富山鹿島町教会

礼拝説教

「あなたの名はイスラエル」
創世記 32章2〜33節
ガラテヤの信徒への手紙 3章26〜29節

小堀 康彦牧師

 聖書は告げます。「あなたがたは、もしキリストのものだとするなら、とりもなおさず、アブラハムの子孫であり、約束による相続人です。」私共は信仰によってキリストに結ばれ、洗礼を受けてキリストを着たのです。キリストのものとされているのです。最早、私共は神を知らず、それ故に神に従うこともない、神に敵対する者ではありません。神の子とされた、神の民の一員であり、アブラハムの子孫、新しいイスラエルなのです。アドベント第二の主の日、私共が心に刻むことはこのことです。私共は神の民であり、新しいイスラエルであり、アブラハムの子孫であり、神の祝福を受け継ぐ者であるということです。私共は皆、単独者として神様の御前に立っているのではありません。アブラハム以来の、神の民という雲のような証人達の群れの中に居るのです。この群れは、目に見える広がり、世界中にあるキリストの教会という広がりだけではありません。すでに天に召されたアブラハム以来の神の民に繋がる人々、そして私共の後に続く、まだ見ぬ兄弟姉妹を含めた、壮大な、おびただしい数の人々によって成り立っています。

 私共は今朝、神様によって初めてイスラエルという名を与えられた人、ヤコブに目を向けたいと思います。ヤコブが神様によってイスラエルと名のるようにと告げられたのは、ヤコブが神様と格闘をして、「祝福してくださるまでは離しません。」と言い、何としても神様の祝福を受け取ろうとした時でありました。実に、イスラエルとは、この神の祝福を受ける為に、「神と格闘する者」なのです。私共は、神の子とされています。神の民イスラエルの一員とされています。だったら、神の祝福を受けることになっているのではないか。何もそれを得る為に、神様と格闘することはないではないか。そんな必要はないだろう。果報は寝て待てと言うではないか。そう考える人がいるとするならば、残念ながらその人は聖書の信仰、神の民イスラエルの保持してきた信仰を正しく受け取っているとは言えません。聖書の神は生ける神です。この神様を信じ、この神の民とされた者は、この生ける神様との交わりに生きるのです。聖書の神様は機械仕掛けの神ではありません。神様を信じると言ったなら、自動的に祝福を次々と与えるという祝福製造マシンではないのです。もしそうであるならば、私共は御国を求めることも必要ありませんし、御心が天になるごとく地にもなるようにと祈る必要もないでしょう。祈らず、求めずとも「そうなることになっている」ということで済んでしまうでしょう。そうであるなら、祈りも必要ありませんし、そもそも信仰さえいらないということになるのではないでしょうか。しかし、「そういうことになっている。」そんなことで落ち着くわけにはいかないのが、私共の信仰の現実なのではないでしょうか。
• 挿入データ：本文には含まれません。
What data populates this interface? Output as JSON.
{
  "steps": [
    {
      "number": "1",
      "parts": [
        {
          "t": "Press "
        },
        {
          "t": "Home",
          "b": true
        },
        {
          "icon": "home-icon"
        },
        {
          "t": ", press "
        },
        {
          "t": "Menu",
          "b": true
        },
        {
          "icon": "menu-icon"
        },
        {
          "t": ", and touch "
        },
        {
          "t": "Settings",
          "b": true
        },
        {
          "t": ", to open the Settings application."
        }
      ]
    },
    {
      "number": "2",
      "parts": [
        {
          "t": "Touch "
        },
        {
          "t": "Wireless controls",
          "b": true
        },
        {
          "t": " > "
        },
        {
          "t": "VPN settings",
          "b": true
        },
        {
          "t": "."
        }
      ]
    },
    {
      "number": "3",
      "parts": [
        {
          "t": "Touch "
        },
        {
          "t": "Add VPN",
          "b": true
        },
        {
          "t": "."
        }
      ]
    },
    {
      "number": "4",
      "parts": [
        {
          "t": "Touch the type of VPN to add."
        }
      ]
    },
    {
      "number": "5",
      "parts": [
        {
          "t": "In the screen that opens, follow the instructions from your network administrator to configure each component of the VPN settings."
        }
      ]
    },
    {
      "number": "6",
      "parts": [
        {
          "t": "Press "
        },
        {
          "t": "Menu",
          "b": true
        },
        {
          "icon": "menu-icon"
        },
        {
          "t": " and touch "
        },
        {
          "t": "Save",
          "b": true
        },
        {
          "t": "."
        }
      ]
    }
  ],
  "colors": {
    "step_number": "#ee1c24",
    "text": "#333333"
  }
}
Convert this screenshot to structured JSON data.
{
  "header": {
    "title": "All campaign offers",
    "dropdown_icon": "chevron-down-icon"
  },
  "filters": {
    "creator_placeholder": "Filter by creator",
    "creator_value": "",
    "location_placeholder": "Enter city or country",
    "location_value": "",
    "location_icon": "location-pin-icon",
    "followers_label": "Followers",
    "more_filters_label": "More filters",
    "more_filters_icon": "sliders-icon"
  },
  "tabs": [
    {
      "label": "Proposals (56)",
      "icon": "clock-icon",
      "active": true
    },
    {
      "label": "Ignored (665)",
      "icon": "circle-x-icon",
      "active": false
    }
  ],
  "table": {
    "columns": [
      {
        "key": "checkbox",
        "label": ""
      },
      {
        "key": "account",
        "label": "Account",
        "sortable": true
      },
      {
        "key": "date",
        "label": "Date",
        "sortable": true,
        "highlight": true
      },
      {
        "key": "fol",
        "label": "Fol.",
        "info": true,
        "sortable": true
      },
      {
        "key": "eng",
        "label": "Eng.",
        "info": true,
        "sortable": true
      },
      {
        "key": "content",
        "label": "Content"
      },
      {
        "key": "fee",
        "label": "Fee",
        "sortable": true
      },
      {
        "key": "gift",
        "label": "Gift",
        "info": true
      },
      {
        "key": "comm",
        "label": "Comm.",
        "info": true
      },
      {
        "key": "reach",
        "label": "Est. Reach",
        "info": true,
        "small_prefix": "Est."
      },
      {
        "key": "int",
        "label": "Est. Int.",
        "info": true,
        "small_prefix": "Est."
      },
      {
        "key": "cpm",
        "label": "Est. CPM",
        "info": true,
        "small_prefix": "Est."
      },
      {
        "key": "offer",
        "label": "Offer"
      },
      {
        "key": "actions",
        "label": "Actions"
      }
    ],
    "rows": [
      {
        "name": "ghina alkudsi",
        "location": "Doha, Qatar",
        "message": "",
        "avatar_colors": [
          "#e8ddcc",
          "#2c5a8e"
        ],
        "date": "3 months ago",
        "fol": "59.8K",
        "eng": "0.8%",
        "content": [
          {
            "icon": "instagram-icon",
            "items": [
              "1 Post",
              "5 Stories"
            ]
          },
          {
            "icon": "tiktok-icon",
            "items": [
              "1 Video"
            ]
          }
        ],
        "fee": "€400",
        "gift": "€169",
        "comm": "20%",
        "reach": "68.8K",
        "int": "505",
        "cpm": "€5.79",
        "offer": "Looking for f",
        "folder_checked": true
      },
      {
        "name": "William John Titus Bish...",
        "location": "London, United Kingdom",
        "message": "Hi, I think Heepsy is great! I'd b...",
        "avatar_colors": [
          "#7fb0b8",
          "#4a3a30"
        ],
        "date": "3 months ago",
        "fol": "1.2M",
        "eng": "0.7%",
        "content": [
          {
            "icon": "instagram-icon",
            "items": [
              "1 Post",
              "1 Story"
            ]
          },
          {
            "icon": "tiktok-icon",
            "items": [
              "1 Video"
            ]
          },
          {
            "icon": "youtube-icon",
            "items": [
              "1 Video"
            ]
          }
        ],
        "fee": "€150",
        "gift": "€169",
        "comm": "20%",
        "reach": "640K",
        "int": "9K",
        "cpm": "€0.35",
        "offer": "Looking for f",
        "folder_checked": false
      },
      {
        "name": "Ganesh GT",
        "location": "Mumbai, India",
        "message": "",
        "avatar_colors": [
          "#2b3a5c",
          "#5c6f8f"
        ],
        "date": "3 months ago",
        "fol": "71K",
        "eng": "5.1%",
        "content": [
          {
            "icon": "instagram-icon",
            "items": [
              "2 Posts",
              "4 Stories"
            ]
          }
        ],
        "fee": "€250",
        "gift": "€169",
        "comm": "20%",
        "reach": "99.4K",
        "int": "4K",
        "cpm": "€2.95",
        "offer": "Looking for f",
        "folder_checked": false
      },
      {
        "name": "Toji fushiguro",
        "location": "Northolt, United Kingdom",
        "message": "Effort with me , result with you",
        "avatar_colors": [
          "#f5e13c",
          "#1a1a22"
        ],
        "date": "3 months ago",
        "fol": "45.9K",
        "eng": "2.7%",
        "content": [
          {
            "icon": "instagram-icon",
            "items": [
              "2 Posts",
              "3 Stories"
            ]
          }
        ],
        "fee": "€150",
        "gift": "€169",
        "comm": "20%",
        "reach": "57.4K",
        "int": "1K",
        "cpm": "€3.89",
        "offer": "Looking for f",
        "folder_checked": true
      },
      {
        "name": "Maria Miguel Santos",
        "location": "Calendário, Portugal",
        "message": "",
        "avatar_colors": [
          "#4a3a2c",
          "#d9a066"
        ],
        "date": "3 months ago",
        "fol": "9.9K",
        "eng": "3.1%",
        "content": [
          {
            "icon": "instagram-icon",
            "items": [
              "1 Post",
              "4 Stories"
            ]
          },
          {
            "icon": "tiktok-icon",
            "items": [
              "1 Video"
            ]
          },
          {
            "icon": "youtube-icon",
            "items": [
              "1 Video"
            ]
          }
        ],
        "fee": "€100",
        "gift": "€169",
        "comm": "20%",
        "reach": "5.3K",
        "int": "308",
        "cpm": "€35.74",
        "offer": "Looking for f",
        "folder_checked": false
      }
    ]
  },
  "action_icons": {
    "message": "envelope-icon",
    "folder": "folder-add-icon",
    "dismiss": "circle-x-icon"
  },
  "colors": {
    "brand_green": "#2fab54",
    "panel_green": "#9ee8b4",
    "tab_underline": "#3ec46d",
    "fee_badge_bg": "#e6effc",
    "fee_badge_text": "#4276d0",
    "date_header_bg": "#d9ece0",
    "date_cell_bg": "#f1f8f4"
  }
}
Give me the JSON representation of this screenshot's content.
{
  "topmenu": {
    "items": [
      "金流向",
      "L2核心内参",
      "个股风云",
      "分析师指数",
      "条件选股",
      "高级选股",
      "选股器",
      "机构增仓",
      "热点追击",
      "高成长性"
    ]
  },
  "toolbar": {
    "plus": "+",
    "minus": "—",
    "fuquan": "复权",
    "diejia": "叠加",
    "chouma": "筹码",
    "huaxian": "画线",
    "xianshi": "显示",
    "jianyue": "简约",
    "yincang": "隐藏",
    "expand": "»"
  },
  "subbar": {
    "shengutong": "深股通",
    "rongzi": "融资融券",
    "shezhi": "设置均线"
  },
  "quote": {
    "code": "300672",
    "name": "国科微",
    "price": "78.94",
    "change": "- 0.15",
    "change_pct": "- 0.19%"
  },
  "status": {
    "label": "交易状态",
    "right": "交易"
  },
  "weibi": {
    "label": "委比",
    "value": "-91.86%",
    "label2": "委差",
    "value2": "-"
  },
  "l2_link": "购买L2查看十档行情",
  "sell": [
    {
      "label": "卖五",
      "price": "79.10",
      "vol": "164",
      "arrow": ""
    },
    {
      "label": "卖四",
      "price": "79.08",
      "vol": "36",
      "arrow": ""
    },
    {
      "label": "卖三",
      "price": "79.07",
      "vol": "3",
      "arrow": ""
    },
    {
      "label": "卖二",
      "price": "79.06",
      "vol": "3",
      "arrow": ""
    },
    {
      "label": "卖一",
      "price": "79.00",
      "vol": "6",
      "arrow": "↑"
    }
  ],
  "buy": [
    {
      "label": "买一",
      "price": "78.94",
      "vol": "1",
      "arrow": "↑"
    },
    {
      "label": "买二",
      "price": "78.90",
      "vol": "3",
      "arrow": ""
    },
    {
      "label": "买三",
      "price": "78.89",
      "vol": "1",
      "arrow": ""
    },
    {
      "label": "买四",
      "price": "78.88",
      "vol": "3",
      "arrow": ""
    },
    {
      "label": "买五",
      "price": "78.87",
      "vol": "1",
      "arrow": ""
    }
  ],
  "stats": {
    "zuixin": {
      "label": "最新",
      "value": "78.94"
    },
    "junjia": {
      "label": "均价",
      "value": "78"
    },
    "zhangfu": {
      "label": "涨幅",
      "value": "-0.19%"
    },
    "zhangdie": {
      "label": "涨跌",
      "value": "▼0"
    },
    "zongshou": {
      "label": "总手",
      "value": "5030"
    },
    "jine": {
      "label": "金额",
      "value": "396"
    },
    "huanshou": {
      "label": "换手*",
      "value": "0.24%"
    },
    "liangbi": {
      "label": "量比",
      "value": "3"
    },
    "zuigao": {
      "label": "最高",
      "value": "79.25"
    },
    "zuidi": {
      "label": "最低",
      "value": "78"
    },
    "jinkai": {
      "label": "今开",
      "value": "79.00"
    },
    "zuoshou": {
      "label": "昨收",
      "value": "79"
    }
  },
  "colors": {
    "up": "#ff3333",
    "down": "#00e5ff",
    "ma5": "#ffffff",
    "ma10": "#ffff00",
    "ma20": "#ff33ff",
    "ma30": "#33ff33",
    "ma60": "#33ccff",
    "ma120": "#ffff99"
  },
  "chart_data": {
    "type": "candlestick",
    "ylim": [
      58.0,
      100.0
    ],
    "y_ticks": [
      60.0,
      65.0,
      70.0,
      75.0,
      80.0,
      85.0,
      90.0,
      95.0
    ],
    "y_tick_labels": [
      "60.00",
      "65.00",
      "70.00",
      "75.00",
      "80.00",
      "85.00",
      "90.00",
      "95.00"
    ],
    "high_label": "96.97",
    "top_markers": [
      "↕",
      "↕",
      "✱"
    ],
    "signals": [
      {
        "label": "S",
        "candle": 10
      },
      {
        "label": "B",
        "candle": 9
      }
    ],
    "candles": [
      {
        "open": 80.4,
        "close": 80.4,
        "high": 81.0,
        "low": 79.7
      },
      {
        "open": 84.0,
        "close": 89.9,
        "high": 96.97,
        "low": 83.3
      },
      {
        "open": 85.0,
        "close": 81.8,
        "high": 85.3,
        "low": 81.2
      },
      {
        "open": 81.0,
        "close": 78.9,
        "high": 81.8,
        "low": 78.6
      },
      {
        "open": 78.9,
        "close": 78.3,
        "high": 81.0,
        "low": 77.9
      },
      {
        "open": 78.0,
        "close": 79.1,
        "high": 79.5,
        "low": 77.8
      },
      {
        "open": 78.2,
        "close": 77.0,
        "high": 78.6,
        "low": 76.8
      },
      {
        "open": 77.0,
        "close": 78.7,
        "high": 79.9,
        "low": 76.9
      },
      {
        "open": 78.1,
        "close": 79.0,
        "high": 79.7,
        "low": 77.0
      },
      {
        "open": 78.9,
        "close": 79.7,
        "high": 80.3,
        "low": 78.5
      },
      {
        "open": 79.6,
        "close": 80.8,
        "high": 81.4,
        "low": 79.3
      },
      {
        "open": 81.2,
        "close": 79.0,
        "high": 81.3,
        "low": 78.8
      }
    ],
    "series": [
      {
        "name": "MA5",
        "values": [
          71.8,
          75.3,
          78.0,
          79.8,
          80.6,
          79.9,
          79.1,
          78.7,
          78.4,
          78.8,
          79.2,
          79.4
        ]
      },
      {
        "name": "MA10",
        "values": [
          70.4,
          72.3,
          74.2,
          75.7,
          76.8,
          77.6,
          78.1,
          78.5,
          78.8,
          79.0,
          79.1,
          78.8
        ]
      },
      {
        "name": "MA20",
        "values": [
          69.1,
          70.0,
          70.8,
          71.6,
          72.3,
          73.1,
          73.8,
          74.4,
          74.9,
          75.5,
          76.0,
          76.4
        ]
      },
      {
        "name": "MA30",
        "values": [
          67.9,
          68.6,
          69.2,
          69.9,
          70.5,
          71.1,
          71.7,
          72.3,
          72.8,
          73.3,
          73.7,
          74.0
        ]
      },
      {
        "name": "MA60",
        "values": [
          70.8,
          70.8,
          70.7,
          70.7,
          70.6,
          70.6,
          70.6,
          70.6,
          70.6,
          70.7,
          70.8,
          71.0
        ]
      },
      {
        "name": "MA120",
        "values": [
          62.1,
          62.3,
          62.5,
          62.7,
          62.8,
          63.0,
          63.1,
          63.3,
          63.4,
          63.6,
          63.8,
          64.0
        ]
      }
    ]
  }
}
 ヤコブが神様と格闘した場面を見てみましょう。彼は故郷を離れ20年間、母リベカの兄ラバンのもとにおりました。彼が故郷を離れなければならなかったのは、兄エサウをだまして、父イサクの祝福を受け継いでしまったからです。それから、20年が過ぎました。ヤコブは再び故郷に戻ることにしたのです。そこでの心配は、兄エサウの自分への怒りが解けているかどうかということでした。ヤコブは兄エサウのもとに使いの者を出しました。この使いの者の報告を聞いて、ヤコブは非常に恐れました。使いの者の報告は、「お兄様も、あなたを迎える為に400人のお供を連れて、こちらに来る途中です。」というものでした。400人の供の者という数にヤコブはおびえました。ヤコブはこの報告を聞いて、兄エサウは自分を攻めに来るのだ、復讐しに来るのだ、そう思ったのです。そう思ったヤコブが取った行動は二つです。一つは、自分の財産を二つに分けるというものでした。理由は、二つに分ければ、一つの組が攻撃を受けている間に、もう一つの組を逃がして助けることが出来ると考えたからです。いかにもヤコブらしい考えです。しかし、ヤコブがしたのはそれだけではありませんでした。ヤコブは祈ったのです。10〜14節にその時の祈りが記されています。
 この祈りには、いくつかの特徴がありますが、その内の二つを見てみます。
 第一に、この祈りには正直なヤコブの思いが表れています。ヤコブは、自分が兄エサウに殺されてしまうかもしれないと恐れている自分の思いを少しも隠しません。ヤコブは、自分はアブラハム・イサクの祝福を受け継いでいるから大丈夫、何の心配もない。そんな態度は取らないのです。どんなに危険な状態にあっても、乱されることのない心の平安。そのような心の平安こそ、信仰による悟りであると考えるならば、神の民イスラエルの信仰は、そのような悟りとは無縁です。このような時、「神様、助けて下さい。」そう祈るのが聖書の信仰なのです。平静を装うことなく、神様に祈り、願い、訴えるのです。ここに、神様との格闘が始まるのです。
 第二に、ヤコブのこの祈りの根拠は、神様がヤコブに与えた約束の言葉であるということです。ヤコブは言います。10節「わたしの父アブラハムの神、わたしの父イサクの神、主よ、あなたはわたしにこう言われました。『あなたは生まれ故郷に帰りなさい。わたしはあなたに幸いを与える』と。」 13節「あなたは、かつてこう言われました。『わたしは必ずあなたに幸いを与え、あなたの子孫を海辺の砂のように数えきれないほど多くする』と。」これはヤコブが20年前故郷を離れる時に、ベテルにおいて神様がヤコブに与えられた約束です。ヤコブは、神様、あなたがこのように私に約束してくれたではありませんか、ですから、今、私を助けて下さい、そう祈るのです。ヤコブの祈りは、神様との約束、神様との契約、これに基づいてなされているのです。私共の祈りもそうなのです。主イエス・キリストを通して与えられた約束、これによって祈っているのです。「あなたがたがわたしの名によって何かを父に願うならば、父はお与えになる。(ヨハネによる福音書16章23節)」「求めなさい。そうすれば、与えられる。探しなさい。そうすれば、見つかる。門をたたきなさい。そうすれば、開かれる。(ルカによる福音書11章9節)」「祈り求めるものはすべて既に得られたと信じなさい。そうすれば、そのとおりになる。(マルコによる福音書11章24節)」挙げれば、きりがありません。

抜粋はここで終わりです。